Basically it depends on what types of and how much content you intend to use in your scenes. With the right content you can render fairly complex scenes even with 8 GB VRAM, with the wrong content you can hardly do anything. So the less VRAM you have, the more limited you are in your choices, like @dtrscbrutal says. There are different tricks you can use to limit the VRAM the content is using though, so it all depends.
Also consider that the more VRAM a GPU has, the faster it usually is which can be an important factor as well.
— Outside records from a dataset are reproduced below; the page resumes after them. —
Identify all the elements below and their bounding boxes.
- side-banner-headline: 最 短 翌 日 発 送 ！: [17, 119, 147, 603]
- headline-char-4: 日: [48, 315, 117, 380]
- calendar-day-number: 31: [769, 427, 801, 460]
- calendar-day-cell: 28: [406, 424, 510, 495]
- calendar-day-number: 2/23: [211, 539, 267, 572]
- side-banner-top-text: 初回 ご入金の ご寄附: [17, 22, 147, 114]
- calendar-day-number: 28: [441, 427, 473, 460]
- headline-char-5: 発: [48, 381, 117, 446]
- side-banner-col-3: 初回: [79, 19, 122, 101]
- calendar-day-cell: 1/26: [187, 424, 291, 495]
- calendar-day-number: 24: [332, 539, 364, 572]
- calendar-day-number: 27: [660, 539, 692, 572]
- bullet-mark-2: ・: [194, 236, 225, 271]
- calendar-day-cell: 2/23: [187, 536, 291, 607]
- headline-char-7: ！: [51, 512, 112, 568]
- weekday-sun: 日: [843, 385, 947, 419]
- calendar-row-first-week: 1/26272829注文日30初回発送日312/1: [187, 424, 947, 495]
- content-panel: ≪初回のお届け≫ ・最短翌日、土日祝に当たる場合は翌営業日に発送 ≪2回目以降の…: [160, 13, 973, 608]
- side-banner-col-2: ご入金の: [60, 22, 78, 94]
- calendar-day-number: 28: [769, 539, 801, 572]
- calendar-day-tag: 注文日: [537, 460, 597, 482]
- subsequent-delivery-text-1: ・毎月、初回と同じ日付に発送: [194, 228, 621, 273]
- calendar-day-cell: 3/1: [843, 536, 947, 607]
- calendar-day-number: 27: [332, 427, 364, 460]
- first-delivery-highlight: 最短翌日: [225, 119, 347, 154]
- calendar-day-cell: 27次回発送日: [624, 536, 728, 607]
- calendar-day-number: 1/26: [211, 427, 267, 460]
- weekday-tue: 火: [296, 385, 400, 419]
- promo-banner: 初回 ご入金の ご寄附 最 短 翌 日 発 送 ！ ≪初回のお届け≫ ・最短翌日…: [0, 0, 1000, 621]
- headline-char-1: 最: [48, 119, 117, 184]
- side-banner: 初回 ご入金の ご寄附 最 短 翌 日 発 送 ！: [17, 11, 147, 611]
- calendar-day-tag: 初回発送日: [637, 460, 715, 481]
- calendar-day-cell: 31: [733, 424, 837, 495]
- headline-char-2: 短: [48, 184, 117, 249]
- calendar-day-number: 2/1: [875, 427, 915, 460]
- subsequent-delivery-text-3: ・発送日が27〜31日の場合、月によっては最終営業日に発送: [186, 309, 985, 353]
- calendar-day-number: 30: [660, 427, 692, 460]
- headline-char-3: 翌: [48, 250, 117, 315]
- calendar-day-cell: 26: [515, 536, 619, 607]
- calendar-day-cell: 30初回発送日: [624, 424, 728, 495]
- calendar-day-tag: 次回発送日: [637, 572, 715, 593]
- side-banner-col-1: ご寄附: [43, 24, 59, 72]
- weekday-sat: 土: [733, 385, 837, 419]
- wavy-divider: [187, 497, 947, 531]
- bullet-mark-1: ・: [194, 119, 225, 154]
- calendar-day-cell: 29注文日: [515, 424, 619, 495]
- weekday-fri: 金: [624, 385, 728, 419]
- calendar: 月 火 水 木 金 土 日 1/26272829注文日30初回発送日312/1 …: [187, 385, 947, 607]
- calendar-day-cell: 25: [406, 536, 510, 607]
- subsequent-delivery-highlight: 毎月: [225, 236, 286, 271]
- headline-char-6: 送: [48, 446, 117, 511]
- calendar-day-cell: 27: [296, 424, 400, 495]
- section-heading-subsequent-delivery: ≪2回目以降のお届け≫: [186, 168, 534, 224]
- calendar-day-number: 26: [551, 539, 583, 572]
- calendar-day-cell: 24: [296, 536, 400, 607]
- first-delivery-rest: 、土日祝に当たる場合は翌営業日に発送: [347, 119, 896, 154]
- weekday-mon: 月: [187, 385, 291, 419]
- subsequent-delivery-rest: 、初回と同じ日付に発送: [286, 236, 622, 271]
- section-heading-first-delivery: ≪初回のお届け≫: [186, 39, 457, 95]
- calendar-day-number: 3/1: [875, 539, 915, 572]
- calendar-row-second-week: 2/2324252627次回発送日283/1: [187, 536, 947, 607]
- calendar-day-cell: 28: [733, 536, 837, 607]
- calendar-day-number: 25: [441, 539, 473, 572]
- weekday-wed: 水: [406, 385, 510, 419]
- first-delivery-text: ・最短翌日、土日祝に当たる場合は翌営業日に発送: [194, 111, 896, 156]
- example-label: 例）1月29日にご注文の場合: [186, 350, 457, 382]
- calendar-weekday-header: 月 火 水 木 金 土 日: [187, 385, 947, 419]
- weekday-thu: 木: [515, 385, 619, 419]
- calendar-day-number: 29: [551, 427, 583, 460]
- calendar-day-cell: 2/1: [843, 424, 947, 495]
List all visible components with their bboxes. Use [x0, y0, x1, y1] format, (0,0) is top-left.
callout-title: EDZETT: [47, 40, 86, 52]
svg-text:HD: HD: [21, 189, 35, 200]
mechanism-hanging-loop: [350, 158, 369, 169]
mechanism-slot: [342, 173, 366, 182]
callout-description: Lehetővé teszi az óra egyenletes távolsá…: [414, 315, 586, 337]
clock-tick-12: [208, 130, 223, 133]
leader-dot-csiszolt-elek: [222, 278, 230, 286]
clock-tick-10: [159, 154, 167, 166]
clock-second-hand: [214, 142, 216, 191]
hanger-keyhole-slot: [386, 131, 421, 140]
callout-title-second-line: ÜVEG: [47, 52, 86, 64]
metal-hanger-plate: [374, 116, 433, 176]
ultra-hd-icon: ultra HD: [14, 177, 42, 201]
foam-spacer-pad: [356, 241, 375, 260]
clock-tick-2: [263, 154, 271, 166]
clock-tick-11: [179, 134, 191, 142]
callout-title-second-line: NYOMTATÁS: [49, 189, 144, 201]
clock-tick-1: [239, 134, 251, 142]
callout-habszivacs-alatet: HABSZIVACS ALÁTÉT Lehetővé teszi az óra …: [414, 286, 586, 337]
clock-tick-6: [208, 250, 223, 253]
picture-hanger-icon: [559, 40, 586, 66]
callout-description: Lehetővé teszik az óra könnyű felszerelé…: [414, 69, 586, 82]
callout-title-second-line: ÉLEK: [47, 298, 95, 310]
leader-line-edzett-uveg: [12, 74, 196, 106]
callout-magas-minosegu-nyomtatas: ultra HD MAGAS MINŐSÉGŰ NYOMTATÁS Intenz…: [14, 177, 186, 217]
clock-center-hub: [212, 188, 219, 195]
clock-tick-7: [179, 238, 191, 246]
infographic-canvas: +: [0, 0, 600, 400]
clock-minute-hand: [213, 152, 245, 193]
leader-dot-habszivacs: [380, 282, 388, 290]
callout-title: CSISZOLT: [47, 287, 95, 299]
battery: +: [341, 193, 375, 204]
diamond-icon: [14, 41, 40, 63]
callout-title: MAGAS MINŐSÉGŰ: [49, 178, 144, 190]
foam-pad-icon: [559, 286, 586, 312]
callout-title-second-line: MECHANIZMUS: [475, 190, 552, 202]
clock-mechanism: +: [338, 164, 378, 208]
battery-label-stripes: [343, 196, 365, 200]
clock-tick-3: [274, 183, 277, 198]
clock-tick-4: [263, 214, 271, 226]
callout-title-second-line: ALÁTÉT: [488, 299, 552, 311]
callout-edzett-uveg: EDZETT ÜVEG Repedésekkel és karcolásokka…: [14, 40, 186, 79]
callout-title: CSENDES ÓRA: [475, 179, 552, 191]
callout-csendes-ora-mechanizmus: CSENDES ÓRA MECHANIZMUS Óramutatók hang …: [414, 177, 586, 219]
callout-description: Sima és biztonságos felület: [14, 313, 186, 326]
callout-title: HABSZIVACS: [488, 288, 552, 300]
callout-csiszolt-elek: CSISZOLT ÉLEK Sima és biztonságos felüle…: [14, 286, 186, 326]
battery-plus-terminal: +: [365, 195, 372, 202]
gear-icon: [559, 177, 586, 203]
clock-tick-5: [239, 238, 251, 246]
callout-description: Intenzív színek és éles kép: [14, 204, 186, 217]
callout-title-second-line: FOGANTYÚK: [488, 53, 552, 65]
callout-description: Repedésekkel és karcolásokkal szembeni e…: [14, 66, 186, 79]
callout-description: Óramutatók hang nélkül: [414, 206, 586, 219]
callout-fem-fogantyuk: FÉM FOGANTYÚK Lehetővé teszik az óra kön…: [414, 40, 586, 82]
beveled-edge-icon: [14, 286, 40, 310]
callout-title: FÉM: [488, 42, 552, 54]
Here are some examples showing what can be done on a PC with an old GTX1070 with only 8 GB VRAM, using the right content:
https://3dcontentmanagers.com/misc/3d_render_samples/
If you don't need to animate then you may also consider to don't use the gpu at all. This will save you a lot of money and iray will render just fine on the cpu, as well as dforce. This will also use about half the ram since there's no need to double the buffers for iray, so you need less ram too. And large scenes will always fit since you don't use vram.
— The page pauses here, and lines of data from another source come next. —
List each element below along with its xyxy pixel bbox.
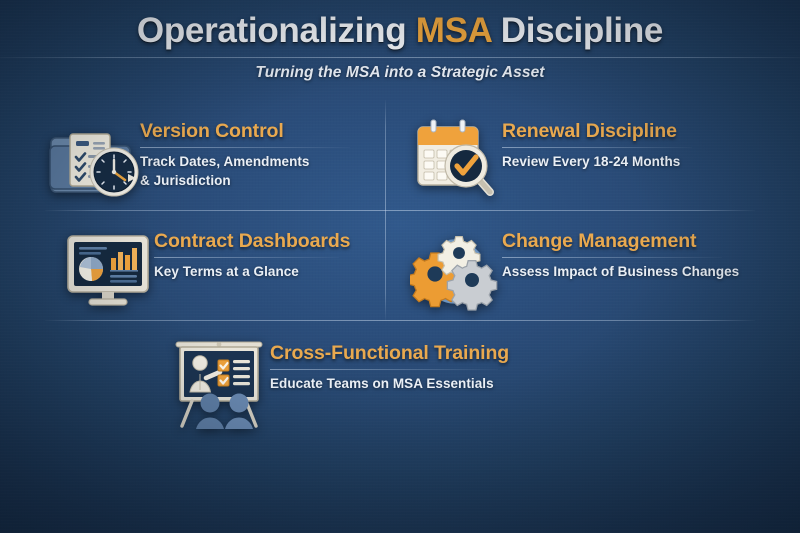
card-text-version-control: Version Control Track Dates, Amendments … bbox=[140, 112, 350, 190]
card-version-control[interactable]: Version Control Track Dates, Amendments … bbox=[48, 112, 350, 204]
card-description: Assess Impact of Business Changes bbox=[502, 263, 739, 282]
card-title: Change Management bbox=[502, 230, 739, 253]
page-title: Operationalizing MSA Discipline bbox=[0, 11, 800, 51]
card-title-underline bbox=[502, 257, 722, 258]
title-segment-post: Discipline bbox=[491, 11, 663, 50]
card-description: Educate Teams on MSA Essentials bbox=[270, 375, 509, 394]
card-title-underline bbox=[502, 147, 692, 148]
title-highlight-msa: MSA bbox=[416, 11, 492, 50]
presentation-board-audience-icon bbox=[168, 334, 270, 434]
page-subtitle: Turning the MSA into a Strategic Asset bbox=[0, 64, 800, 82]
card-text-renewal-discipline: Renewal Discipline Review Every 18-24 Mo… bbox=[502, 112, 692, 172]
gears-cycle-icon bbox=[410, 222, 502, 314]
card-text-change-management: Change Management Assess Impact of Busin… bbox=[502, 222, 739, 282]
card-change-management[interactable]: Change Management Assess Impact of Busin… bbox=[410, 222, 739, 314]
grid-divider-horizontal-1 bbox=[45, 210, 755, 211]
card-title-underline bbox=[140, 147, 350, 148]
calendar-magnifier-check-icon bbox=[410, 112, 502, 204]
grid-divider-vertical bbox=[385, 100, 386, 320]
card-title-underline bbox=[270, 369, 498, 370]
title-segment-pre: Operationalizing bbox=[137, 11, 416, 50]
card-text-cross-functional-training: Cross-Functional Training Educate Teams … bbox=[270, 334, 509, 394]
card-contract-dashboards[interactable]: Contract Dashboards Key Terms at a Glanc… bbox=[62, 222, 350, 314]
card-title-underline bbox=[154, 257, 339, 258]
slide-header: Operationalizing MSA Discipline Turning … bbox=[0, 0, 800, 82]
card-title: Renewal Discipline bbox=[502, 120, 692, 143]
slide-canvas: Operationalizing MSA Discipline Turning … bbox=[0, 0, 800, 533]
card-title: Version Control bbox=[140, 120, 350, 143]
card-title: Contract Dashboards bbox=[154, 230, 350, 253]
card-description: Track Dates, Amendments & Jurisdiction bbox=[140, 153, 350, 190]
folder-checklist-clock-icon bbox=[48, 112, 140, 204]
card-text-contract-dashboards: Contract Dashboards Key Terms at a Glanc… bbox=[154, 222, 350, 282]
card-description: Key Terms at a Glance bbox=[154, 263, 350, 282]
card-renewal-discipline[interactable]: Renewal Discipline Review Every 18-24 Mo… bbox=[410, 112, 692, 204]
card-cross-functional-training[interactable]: Cross-Functional Training Educate Teams … bbox=[168, 334, 509, 434]
grid-divider-horizontal-2 bbox=[45, 320, 755, 321]
card-title: Cross-Functional Training bbox=[270, 342, 509, 365]
monitor-charts-icon bbox=[62, 222, 154, 314]
card-description: Review Every 18-24 Months bbox=[502, 153, 692, 172]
The rendering time will be of course slower but if you only need to render single pictures it may be acceptable.
Unless something has chnaged recently I don't believe that AMD CPUs are a vaialble as OpenCL devices for dForce simulations - there is an OpneCL driver fro Intel CPUs. Certainly my Ryzen does not appear as an available device..
From my experiments, if one renders on CPU, more RAM is used and it takes 10-20+ times longer to render one scene -> Rendering only when sleeping.
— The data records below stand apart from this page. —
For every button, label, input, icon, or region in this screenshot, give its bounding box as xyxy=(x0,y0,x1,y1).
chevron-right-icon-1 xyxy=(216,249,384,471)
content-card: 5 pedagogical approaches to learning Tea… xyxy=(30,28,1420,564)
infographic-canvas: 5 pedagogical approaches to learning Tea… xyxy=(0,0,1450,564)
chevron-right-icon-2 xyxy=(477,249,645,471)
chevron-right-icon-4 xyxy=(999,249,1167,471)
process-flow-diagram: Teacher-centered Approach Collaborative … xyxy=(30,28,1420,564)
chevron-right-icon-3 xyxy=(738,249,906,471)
Plus CPU rendering uses a lot of power too. My CPU uses about the same power as my GPU at full load (about 100 watt) but it takes over 20 times longer to render the same scene using the CPU.
So in my case, if we say the scene takes 20 hours to render on CPU at 100 W / hour that's a total of 2 kWh. On GPU the same scene renders at only 1 hour with GPU at 100% + CPU at 30% which is a total of about only 0.13 kWh. And the rest of the hardware (boards, fans, disks etc.) also uses a certain amount of power during rendering which is multiplied by a factor 20 with CPU rendering, compared to GPU rendering.
So, other things being equal, you can actually save a good deal of money on your electricity bill using a GPU, plus you also have enough CPU power to do other things on the PC while rendering.
No Mac and only Nvidea GPUs starting from RTX 3060 with 12 gig VRam!
Invest as much into your hardware as possible.
One quick way to "render" is to set the viewport in iray photoreal mode then snapshot the viewport. For some reason this takes much less ram and vram than a photoreal iray render, but the image quality is almost the same. This is not good to render animations or high resolution images, but it may be good enough in some situations, for example if you only need to render pictures for comics to be composited in photoshop or gimp.
p.s. Yes for dforce you need a intel cpu or amd apu, since amd cpus don't get a opencl driver. As for memory and speed, I can confirm that here the gpu takes more memory than the cpu, and I find it expected since the buffers are to be doubled for the gpu, then the speed depends greatly on the render settings and scene optimizations, and I do mean greatly.